Et puis vint le final et les applaudissements du public. Et là est-ce par un coup de baguette magique, coup de tonnerre , chaleur ou envie de vivre, mais soudainement Roy Haynes est apparu comme le papy du Muppet’s show, comme un diable sortant de sa boite, virevoltant d’humour, de dynamisme, battant le tempo et incitant les autres musiciens à le suivre dans des reprises de James Brown. Spectacle dès lors fantastique de Jam des Jam: Chris Mc Bride se prend pour Mr Dynamite, chante, rappe, danse, nous fait le coup de la sortie de scène avec la cape sur les épaules comme le maître; Kenny Garrett se prend pour Maceo Parker et lance son saxo dans des folies de soûl ++; Chic Coréa danse, joue de la batterie, se met au piano avec les musiciens du groupe précédent. C’était la folie durant une heure. Les spectateurs gantois étaient debout sur les chaises comme à Appolo de New York dans les années septante.
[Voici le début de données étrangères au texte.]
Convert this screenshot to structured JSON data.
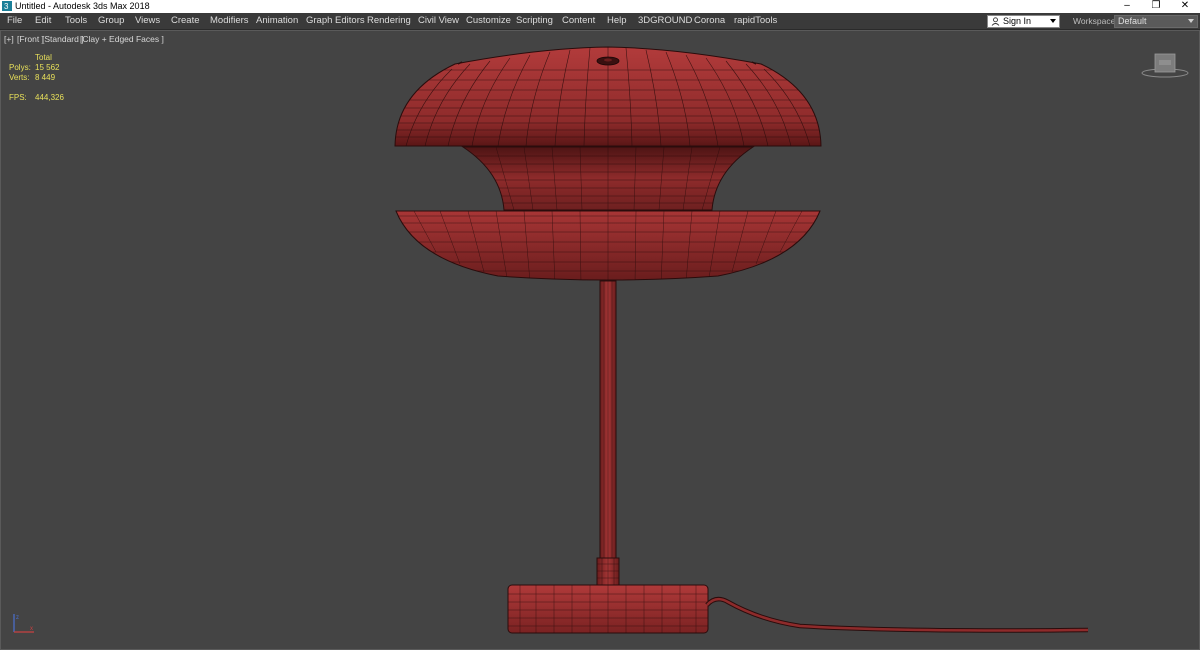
{
  "window": {
    "title": "Untitled - Autodesk 3ds Max 2018",
    "controls": {
      "minimize": "–",
      "restore": "❐",
      "close": "✕"
    }
  },
  "menu": {
    "items": [
      "File",
      "Edit",
      "Tools",
      "Group",
      "Views",
      "Create",
      "Modifiers",
      "Animation",
      "Graph Editors",
      "Rendering",
      "Civil View",
      "Customize",
      "Scripting",
      "Content",
      "Help",
      "3DGROUND",
      "Corona",
      "rapidTools"
    ]
  },
  "account": {
    "sign_in": "Sign In"
  },
  "workspaces": {
    "label": "Workspaces:",
    "value": "Default"
  },
  "viewport": {
    "labels": [
      "[+]",
      "[Front ]",
      "[Standard ]",
      "[Clay + Edged Faces ]"
    ],
    "stats": {
      "header": "Total",
      "polys_label": "Polys:",
      "polys_value": "15 562",
      "verts_label": "Verts:",
      "verts_value": "8 449",
      "fps_label": "FPS:",
      "fps_value": "444,326"
    }
  },
  "colors": {
    "model": "#8e2b2b",
    "model_dark": "#5a1616",
    "wire": "#2a0c0c",
    "background": "#444444",
    "stats_text": "#e8e05a"
  }
}
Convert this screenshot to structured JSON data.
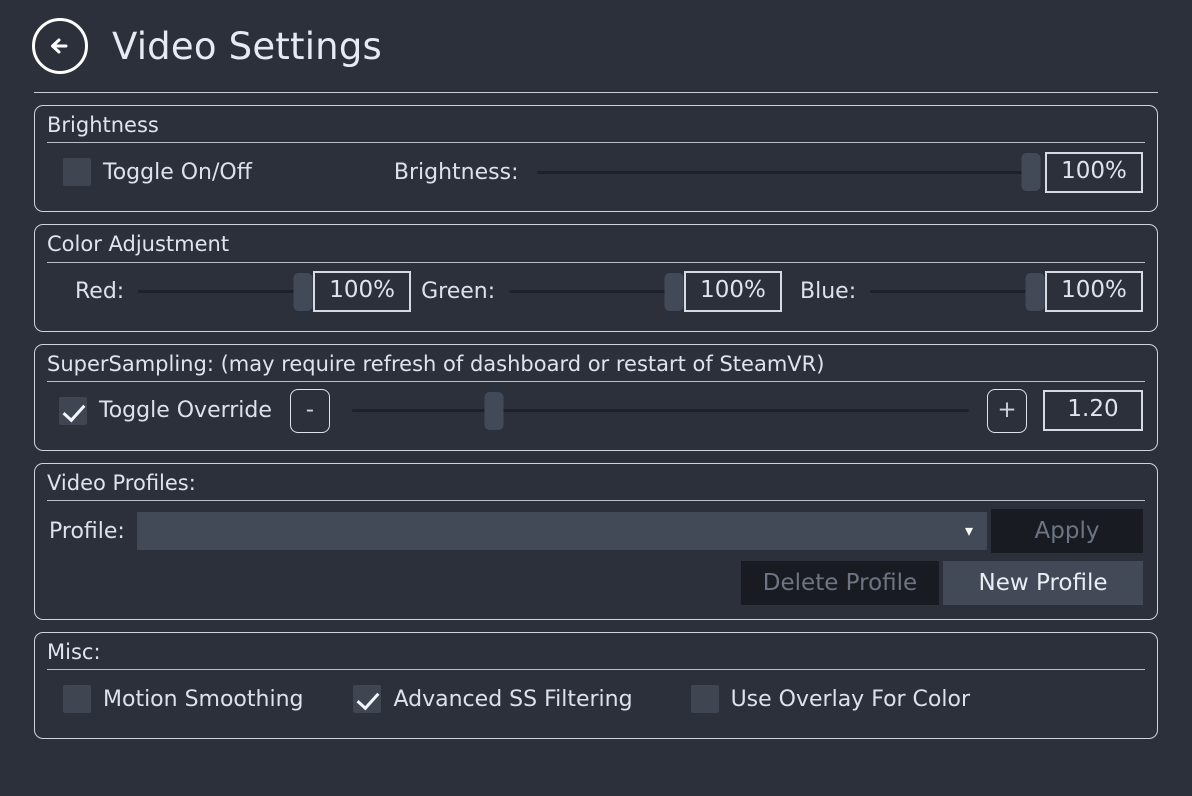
{
  "header": {
    "back_icon": "arrow-left-circle-icon",
    "title": "Video Settings"
  },
  "brightness": {
    "group_title": "Brightness",
    "toggle_label": "Toggle On/Off",
    "toggle_checked": false,
    "slider_label": "Brightness:",
    "slider_value_pct": 100,
    "value_text": "100%"
  },
  "color_adjustment": {
    "group_title": "Color Adjustment",
    "channels": [
      {
        "label": "Red:",
        "value_text": "100%",
        "value_pct": 100
      },
      {
        "label": "Green:",
        "value_text": "100%",
        "value_pct": 100
      },
      {
        "label": "Blue:",
        "value_text": "100%",
        "value_pct": 100
      }
    ]
  },
  "supersampling": {
    "group_title": "SuperSampling: (may require refresh of dashboard or restart of SteamVR)",
    "toggle_label": "Toggle Override",
    "toggle_checked": true,
    "minus_label": "-",
    "plus_label": "+",
    "slider_value_pct": 23,
    "value_text": "1.20"
  },
  "video_profiles": {
    "group_title": "Video Profiles:",
    "profile_label": "Profile:",
    "profile_selected": "",
    "chevron_icon": "chevron-down-icon",
    "apply_label": "Apply",
    "apply_enabled": false,
    "delete_label": "Delete Profile",
    "delete_enabled": false,
    "new_label": "New Profile",
    "new_enabled": true
  },
  "misc": {
    "group_title": "Misc:",
    "items": [
      {
        "label": "Motion Smoothing",
        "checked": false
      },
      {
        "label": "Advanced SS Filtering",
        "checked": true
      },
      {
        "label": "Use Overlay For Color",
        "checked": false
      }
    ]
  },
  "colors": {
    "background": "#2b303b",
    "border": "#cfd4dc",
    "text": "#dfe4ec",
    "control_fill": "#434a57",
    "track": "#1d212b",
    "disabled_bg": "#181b22",
    "disabled_text": "#6d7583"
  }
}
Ce fut grand, gai, festif, sans limites, toujours sous la tutelle du ‘vieux Haynes » qui semblait faire un pied de nez à la vie et nous dire qu’il ignorait combien de temps il lui restait mais qu’il comptait bien en profiter et nous en faire profiter.

Du jazz et des fins de soirées comme on en demande encore souvent, bien loin des groupes figés, cérébraux et n’ayons pas peur de le dire prétentieux comme peuvent être certains artistes de jazz ( et autres) qui oublient que le spectacle se fait aussi pour et par le public.
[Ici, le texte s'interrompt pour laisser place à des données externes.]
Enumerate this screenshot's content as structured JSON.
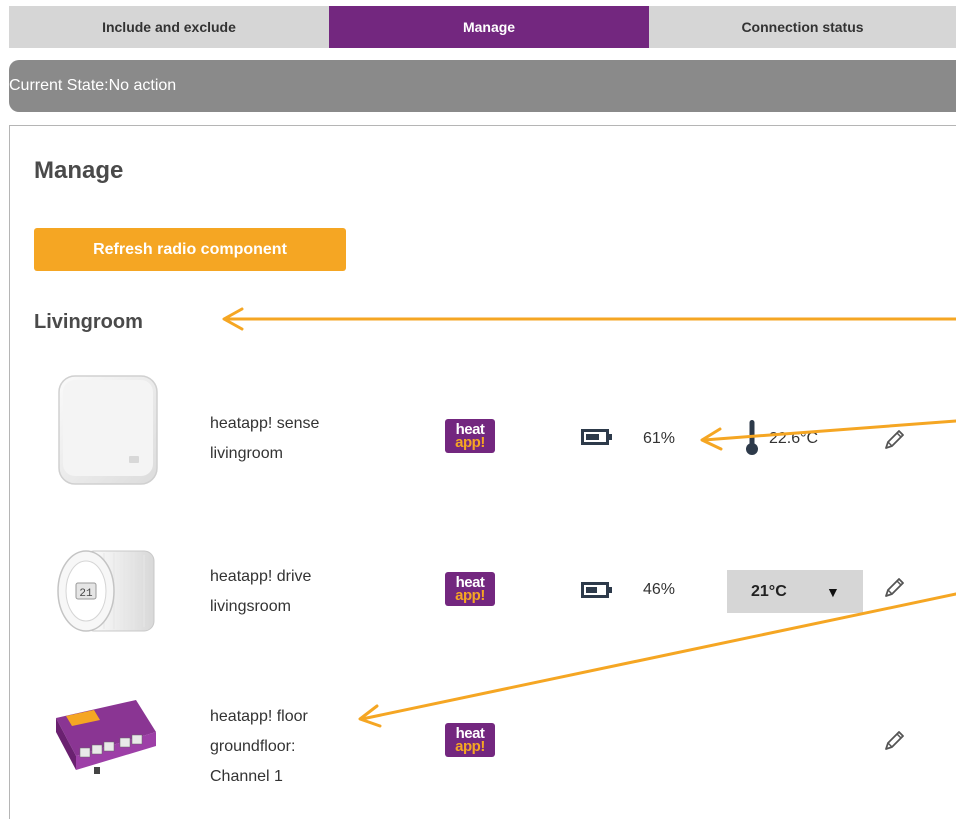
{
  "tabs": [
    {
      "label": "Include and exclude"
    },
    {
      "label": "Manage"
    },
    {
      "label": "Connection status"
    }
  ],
  "state": {
    "label": "Current State:",
    "value": "No action"
  },
  "page": {
    "title": "Manage",
    "refresh_label": "Refresh radio component"
  },
  "room": {
    "name": "Livingroom"
  },
  "devices": [
    {
      "name_line1": "heatapp! sense",
      "name_line2": "livingroom",
      "logo_top": "heat",
      "logo_bottom": "app!",
      "battery": "61%",
      "temperature": "22.6°C"
    },
    {
      "name_line1": "heatapp! drive",
      "name_line2": "livingsroom",
      "logo_top": "heat",
      "logo_bottom": "app!",
      "battery": "46%",
      "setpoint": "21°C"
    },
    {
      "name_line1": "heatapp! floor",
      "name_line2": "groundfloor:",
      "name_line3": "Channel 1",
      "logo_top": "heat",
      "logo_bottom": "app!"
    }
  ],
  "colors": {
    "accent_purple": "#73277f",
    "accent_orange": "#f5a623",
    "state_bar": "#8a8a8a",
    "tab_gray": "#d6d6d6"
  },
  "icons": [
    "battery-icon",
    "thermometer-icon",
    "pencil-icon",
    "dropdown-caret-icon"
  ]
}
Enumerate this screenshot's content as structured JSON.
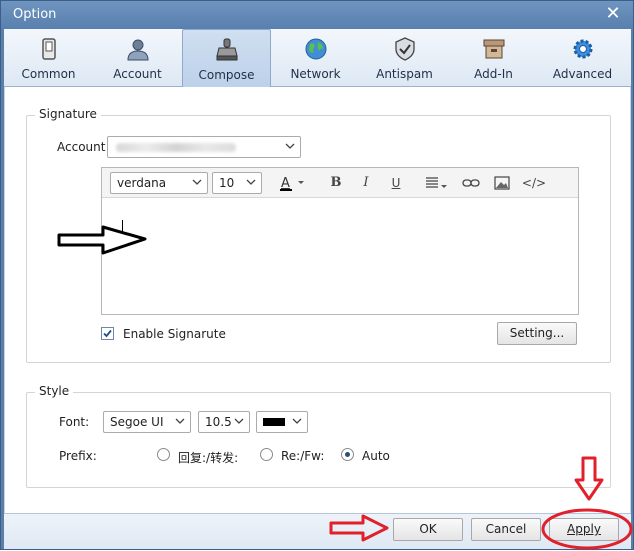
{
  "window": {
    "title": "Option"
  },
  "toolbar": {
    "items": [
      {
        "label": "Common",
        "icon": "phone-icon"
      },
      {
        "label": "Account",
        "icon": "user-icon"
      },
      {
        "label": "Compose",
        "icon": "stamp-icon"
      },
      {
        "label": "Network",
        "icon": "globe-icon"
      },
      {
        "label": "Antispam",
        "icon": "shield-icon"
      },
      {
        "label": "Add-In",
        "icon": "box-icon"
      },
      {
        "label": "Advanced",
        "icon": "gear-icon"
      }
    ],
    "active": "Compose"
  },
  "signature": {
    "group_title": "Signature",
    "account_label": "Account",
    "editor": {
      "font": "verdana",
      "size": "10",
      "bold": "B",
      "italic": "I",
      "underline": "U",
      "source": "</>"
    },
    "enable_label": "Enable Signarute",
    "enable_checked": true,
    "setting_button": "Setting..."
  },
  "style": {
    "group_title": "Style",
    "font_label": "Font:",
    "font_value": "Segoe UI",
    "size_value": "10.5",
    "color_value": "#000000",
    "prefix_label": "Prefix:",
    "prefix_options": [
      "回复:/转发:",
      "Re:/Fw:",
      "Auto"
    ],
    "prefix_selected": "Auto"
  },
  "footer": {
    "ok": "OK",
    "cancel": "Cancel",
    "apply": "Apply"
  },
  "colors": {
    "title_bar": "#5b7fa9",
    "annotation": "#e0202a"
  }
}
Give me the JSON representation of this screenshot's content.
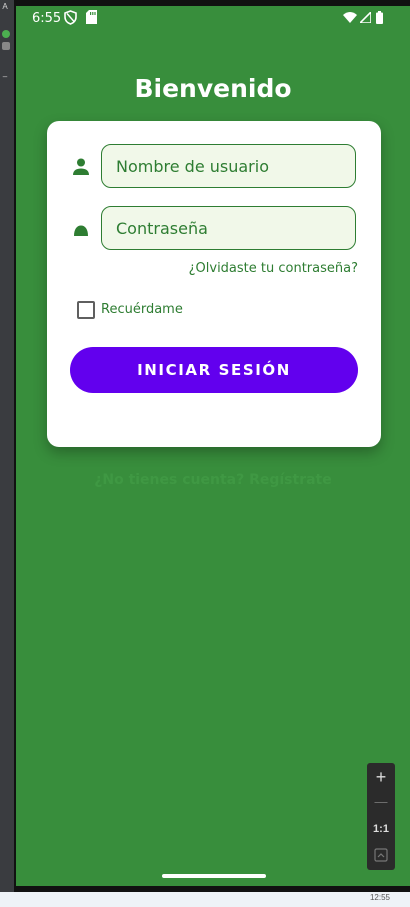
{
  "statusbar": {
    "time": "6:55",
    "icons": [
      "shield-icon",
      "sd-card-icon",
      "wifi-icon",
      "signal-icon",
      "battery-icon"
    ]
  },
  "login": {
    "title": "Bienvenido",
    "username_placeholder": "Nombre de usuario",
    "password_placeholder": "Contraseña",
    "forgot_label": "¿Olvidaste tu contraseña?",
    "remember_label": "Recuérdame",
    "remember_checked": false,
    "login_button": "INICIAR SESIÓN",
    "signup_label": "¿No tienes cuenta? Regístrate"
  },
  "zoom_controls": {
    "zoom_in": "+",
    "zoom_out": "—",
    "reset": "1:1"
  },
  "host": {
    "clock": "12:55"
  },
  "colors": {
    "background": "#388e3c",
    "accent_green": "#2e7d32",
    "field_fill": "#f1f8e9",
    "button": "#6200ee",
    "card": "#ffffff"
  }
}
En tous cas, hier Chick et son groupe l’avaient compris. Merci au festival de Gand, à la magie de l’endroit, à ces artistes qui n’ont pas oublié de se prendre pour des enfants, et à James Brown d’avoir un jour chanté ce merveilleux morceau de “Sex Machine”.
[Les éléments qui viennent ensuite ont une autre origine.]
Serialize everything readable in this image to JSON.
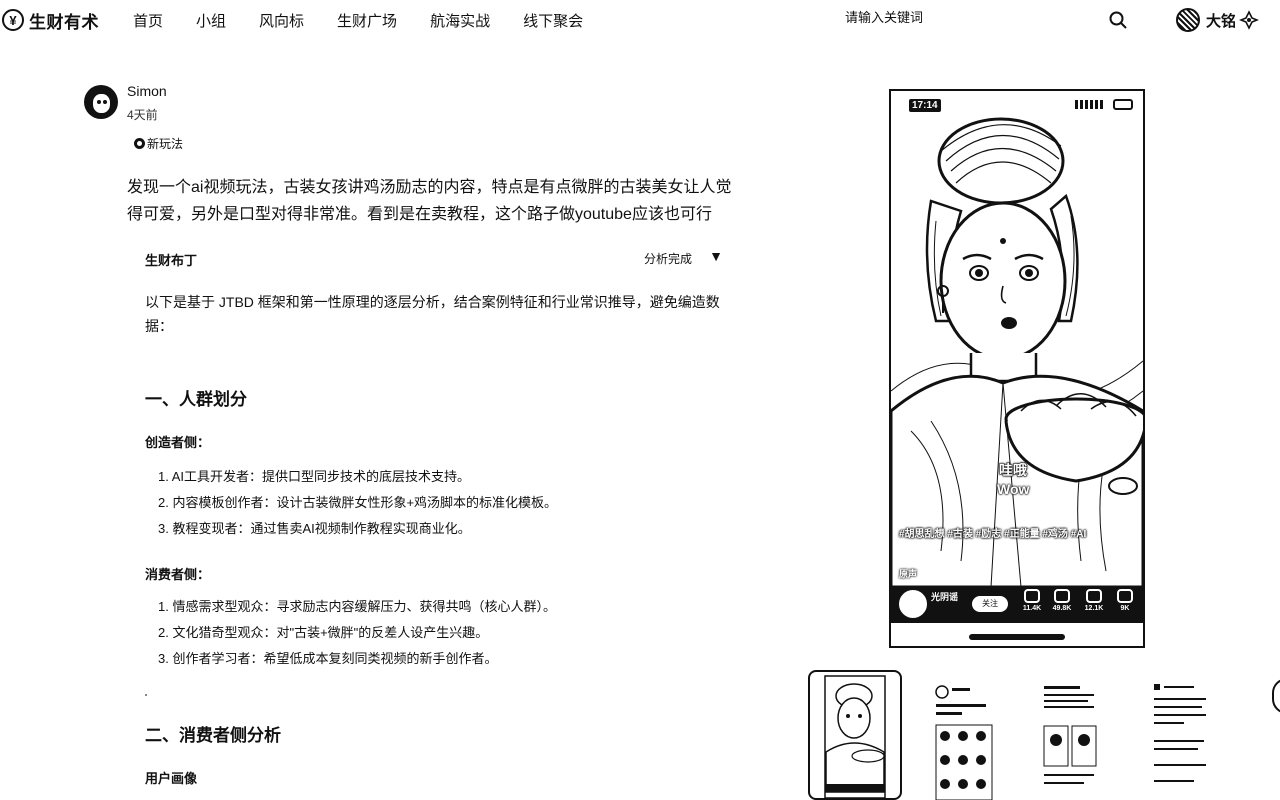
{
  "brand": {
    "logo_mark": "¥",
    "name": "生财有术"
  },
  "nav": {
    "items": [
      "首页",
      "小组",
      "风向标",
      "生财广场",
      "航海实战",
      "线下聚会"
    ]
  },
  "search": {
    "placeholder": "请输入关键词",
    "icon": "search-icon"
  },
  "user": {
    "name": "大铭",
    "avatar_icon": "user-avatar",
    "badge_icon": "brand-logo-icon"
  },
  "post": {
    "author": "Simon",
    "time": "4天前",
    "tag": "新玩法",
    "body": "发现一个ai视频玩法，古装女孩讲鸡汤励志的内容，特点是有点微胖的古装美女让人觉得可爱，另外是口型对得非常准。看到是在卖教程，这个路子做youtube应该也可行"
  },
  "ai_panel": {
    "name": "生财布丁",
    "status": "分析完成",
    "toggle_symbol": "▼",
    "intro": "以下是基于 JTBD 框架和第一性原理的逐层分析，结合案例特征和行业常识推导，避免编造数据：",
    "section1_title": "一、人群划分",
    "creator_title": "创造者侧：",
    "creator_items": [
      "1. AI工具开发者：提供口型同步技术的底层技术支持。",
      "2. 内容模板创作者：设计古装微胖女性形象+鸡汤脚本的标准化模板。",
      "3. 教程变现者：通过售卖AI视频制作教程实现商业化。"
    ],
    "consumer_title": "消费者侧：",
    "consumer_items": [
      "1. 情感需求型观众：寻求励志内容缓解压力、获得共鸣（核心人群）。",
      "2. 文化猎奇型观众：对\"古装+微胖\"的反差人设产生兴趣。",
      "3. 创作者学习者：希望低成本复刻同类视频的新手创作者。"
    ],
    "section2_title": "二、消费者侧分析",
    "persona_title": "用户画像"
  },
  "preview": {
    "status_time": "17:14",
    "caption_cn": "哇哦",
    "caption_en": "Wow",
    "description": "#胡思乱想 #古装 #励志 #正能量 #鸡汤 #AI",
    "music": "原声",
    "channel_name": "光阴谣",
    "follow_label": "关注",
    "stats": [
      "11.4K",
      "49.8K",
      "12.1K",
      "9K"
    ],
    "stat_icons": [
      "thumbs-up-icon",
      "share-icon",
      "heart-icon",
      "comment-icon"
    ]
  },
  "thumbnails": {
    "count": 4,
    "selected_index": 0
  },
  "colors": {
    "text": "#111111",
    "background": "#ffffff"
  }
}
Merci pour cet article qui m’a fait vivre en pensée, ne fût-ce qu’un tout petit peu, ce que j’ai raté cette année en n’assistant pas au festival de Gand comme j’en ai l’habitude. Moi qui regrette l’époque des jams (ah je me souviens encore de l’arrivée inattendue de Jacques Pelzer au beau milieu d’un concert de Chet Baker au Melusina à Luxembourg…), combien de fois n’ai-je pas déploré le fait que tout, dans les festivals, était si policé, cloisonné, prévisible – à l’image de l’époque -, et voilà que je lis ce qui s’est passé ce soir-là… C’est certainement ce vieux Haynes (qui va bien plus loin dans son art que beaucoup de batteurs d’aujourd’hui…) qui est à l’origine de ce moment de vraie rencontre…
Mais je me demande si je dois dire merci à quelqu’un qui vient d’attiser mon regret de ne pas avoir été là, moi qui suis presque toujours là, dans les festivals…
(allez, si, si, je suis content de savoir que cela a eu lieu!)